All Important Histories
Most importantly, all histories need at least a symptom or sign that addresses the relevant clinical history at the maximum level of certainty. “Pain,” “swelling,” “bleeding,” “HTN” are all minimally acceptable. Knowing if the patient has a history of trauma (and knowing the mechanism) is also essential, but this alone is insufficient. The radiologist knows what you mean when you write “MVC” as the indication on a chest x-ray, but for coding purposes there needs to be a symptom or sign as well (eg. CP s/p MVC, or SOB s/p MVC). If the patient is immunocompromised and there is concern for infection, please convey the immune status (“HIV,” “kidney txp,” “lung CA on chemo”).
Histories that contain “rule out” can be of value to the radiologist, but cannot be used for reimbursement purposes. For instance, instead of “r/o apply,” “RLQ pain” will satisfy reimbursement. Similarly, “r/o PTX” means radiology will not be paid, but “chest pain” or “SOB” satisfies the insurance companies. If a proper history is first provided, and there is a specific diagnosis to which the ordering physicians wishes to attune the radiologist, feel free to specify that diagnosis in the comments field.
Here are some useful pointers for the following routinely ordered studies:
Chest X-Rays: knowing the broad indication is usually all that is necessary.
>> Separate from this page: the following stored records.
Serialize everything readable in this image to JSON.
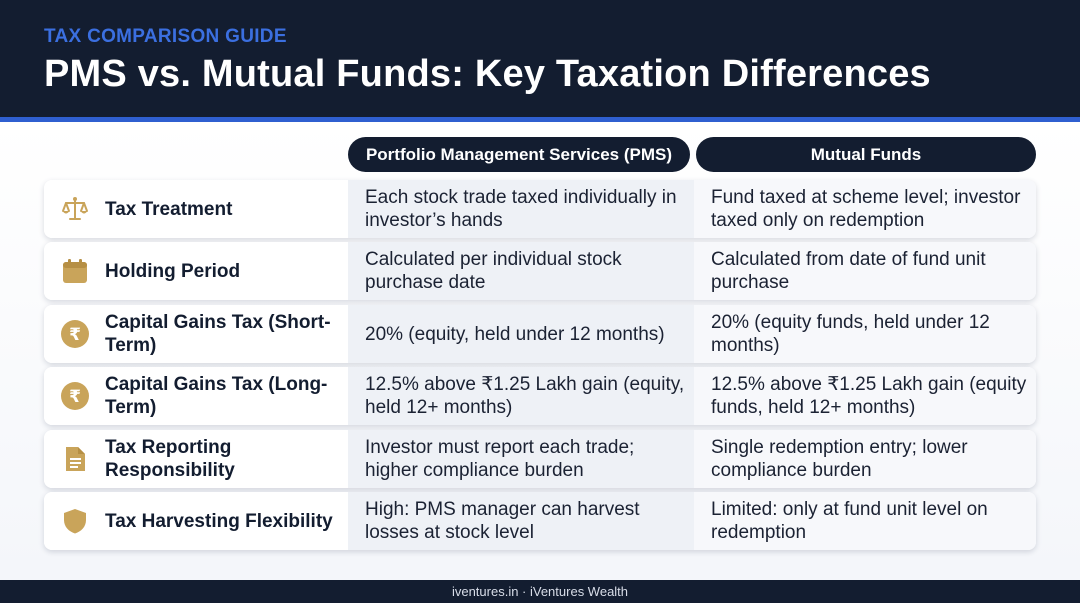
{
  "header": {
    "eyebrow": "TAX COMPARISON GUIDE",
    "title": "PMS vs. Mutual Funds: Key Taxation Differences"
  },
  "columns": {
    "pms": "Portfolio Management Services (PMS)",
    "mf": "Mutual Funds"
  },
  "rows": [
    {
      "icon": "scales-icon",
      "label": "Tax Treatment",
      "pms": "Each stock trade taxed individually in investor’s hands",
      "mf": "Fund taxed at scheme level; investor taxed only on redemption"
    },
    {
      "icon": "calendar-icon",
      "label": "Holding Period",
      "pms": "Calculated per individual stock purchase date",
      "mf": "Calculated from date of fund unit purchase"
    },
    {
      "icon": "rupee-icon",
      "label": "Capital Gains Tax (Short-Term)",
      "pms": "20% (equity, held under 12 months)",
      "mf": "20% (equity funds, held under 12 months)"
    },
    {
      "icon": "rupee-icon",
      "label": "Capital Gains Tax (Long-Term)",
      "pms": "12.5% above ₹1.25 Lakh gain (equity, held 12+ months)",
      "mf": "12.5% above ₹1.25 Lakh gain (equity funds, held 12+ months)"
    },
    {
      "icon": "document-icon",
      "label": "Tax Reporting Responsibility",
      "pms": "Investor must report each trade; higher compliance burden",
      "mf": "Single redemption entry; lower compliance burden"
    },
    {
      "icon": "shield-icon",
      "label": "Tax Harvesting Flexibility",
      "pms": "High: PMS manager can harvest losses at stock level",
      "mf": "Limited: only at fund unit level on redemption"
    }
  ],
  "footer": "iventures.in · iVentures Wealth",
  "colors": {
    "navy": "#131d30",
    "accent_blue": "#2f5fd0",
    "gold": "#c9a45a"
  }
}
For instance, “HTN,” “chest pain,” “SOB,” “fever,” or “cough” will suffice. As always, knowing the trauma history and immune status if concern for infection is important. If a procedure has been performed, please note this.
Extremity X-Rays: for extremity trauma, specify what hurts and provide relevant trauma history (including if no trauma is present). If concern for infection/osteomyelitis, specify “open wound” or “cellulitis.”
Abdominal imaging: please provide location of any symptoms (eg. RLQ, epigastric, back) and broadly any relevant clinical data (elevated WBC, elevated LFTs, hematuria). For abdominal studies relevant medical history is very useful. For abdominal plain films, a history of “r/o SBO” is insufficient; “pain” or “N/V” is satisfactory.
Neuro imaging: generally explain the symptoms/signs and laterality. “Stroke” is much less useful than “RUE weakness” or “acute onset cerebellar signs.” Minimalist, but sufficient histories include: “headache,” “neck pain,” “altered mental status.” Again, providing relevant trauma history is important. Specifying if a patient is on anticoagulants can also be helpful.